The Daytona race cars used an intake method that eliminated lag when the throttle was opened. This allows the engine to “breathe” more efficiently at higher RPM, allowing the Boss to exceed the G.T.’s 7000 RPM redline and actually gain power at higher RPM. The engine is sometimes referred to as Road Runner.
Out of all the Coyote variants, the Voodoo may be the most unique. It has a 5.2L displacement, but unlike other modular V8 engines, the Voodoo uses a flat-plane crank. Flat-plane cranks are crankshafts that have a 180-degree angle between throws. This does cause the engine to vibrate more and be louder than other V8 engines, but that’s kind of the point. Flat-plane cranks also allow engines to rev more quickly, making it a popular choice in racing engines.
Ford used the Voodoo engine in the Shelby GT350 and GT350R.
The Shelby GT350 and R variants produced a whopping 526hp & 429 lb-ft of torque! To achieve the 5.2L displacement, Ford enlarged the bore size, and it also moved from a traditional crankshaft to a flat-plane crank. All-new heads get enlarged ports, bigger valves, and higher-lift cams. A new intake is used with taller ports, a larger plenum, and a 90mm throttle-body. We believe this high powered 5.2L V-8 will become a performance legend over time!
The 2015 Shelby GT350 and R variants will represent the pinnacle of naturally aspirated performance from Ford. The Coyote-based 5.2L “VooDoo” engine in the Shelby is expected to produce over 520 hp and rev past 8,000 rpm. This is an immense level of power from a modern production engine of the only 5.2L.
“The Shelby GT350R Mustang is a no-compromise car in the pursuit of maximum track capability,” says Raj Nair, Ford group vice president of global product development. “It is a thoroughbred street car making use of technology and ingenuity to deliver performance few enthusiasts have ever experienced.”

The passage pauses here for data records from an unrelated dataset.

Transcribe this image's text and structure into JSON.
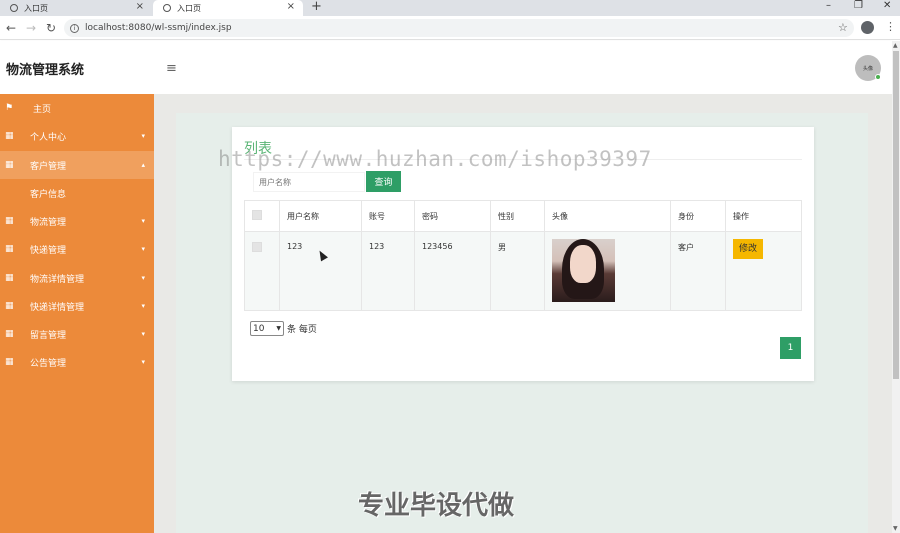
{
  "browser": {
    "tabs": [
      {
        "label": "入口页"
      },
      {
        "label": "入口页"
      }
    ],
    "url": "localhost:8080/wl-ssmj/index.jsp"
  },
  "header": {
    "brand": "物流管理系统",
    "avatar_text": "头像"
  },
  "sidebar": {
    "items": [
      {
        "label": "主页",
        "icon": "flag-icon"
      },
      {
        "label": "个人中心",
        "icon": "grid-icon"
      },
      {
        "label": "客户管理",
        "icon": "grid-icon"
      },
      {
        "label": "客户信息"
      },
      {
        "label": "物流管理",
        "icon": "grid-icon"
      },
      {
        "label": "快递管理",
        "icon": "grid-icon"
      },
      {
        "label": "物流详情管理",
        "icon": "grid-icon"
      },
      {
        "label": "快递详情管理",
        "icon": "grid-icon"
      },
      {
        "label": "留言管理",
        "icon": "grid-icon"
      },
      {
        "label": "公告管理",
        "icon": "grid-icon"
      }
    ],
    "color": "#ec8a3a"
  },
  "main": {
    "title": "列表",
    "search_placeholder": "用户名称",
    "query_label": "查询",
    "table": {
      "headers": [
        "",
        "用户名称",
        "账号",
        "密码",
        "性别",
        "头像",
        "身份",
        "操作"
      ],
      "rows": [
        {
          "username": "123",
          "account": "123",
          "password": "123456",
          "gender": "男",
          "role": "客户",
          "action": "修改"
        }
      ]
    },
    "page_size": "10",
    "per_page_label": "条 每页",
    "current_page": "1",
    "accent": "#2e9e66"
  },
  "overlay": {
    "watermark": "https://www.huzhan.com/ishop39397",
    "promo": "专业毕设代做"
  }
}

The Aluminator is another Coyote development. Ford wanted to ensure that the Voodoo engine was reserved specifically for the Shelby GT350R. Still, they also wanted a more powerful variant of the Coyote engine that they could add to the Ford Performance line-up. Hence, the Aluminator.
The Aluminator has a cross-plane crankshaft instead of a flat-plane crankshaft. Capable of reaching 580 horsepower and 445 pounds of torque, it’s certainly a worthy addition to Ford’s performance line-up.
The most recent addition to the Coyote Variant line-up, The Predator is a Voodoo with a cross-plane crankshaft and some other goodies that pump it up to be worthy of the most powerful production Mustang ever, the 2020 GT500.
The Predator has 760 horsepower and 625 lb-ft of torque, which is truly outrageous.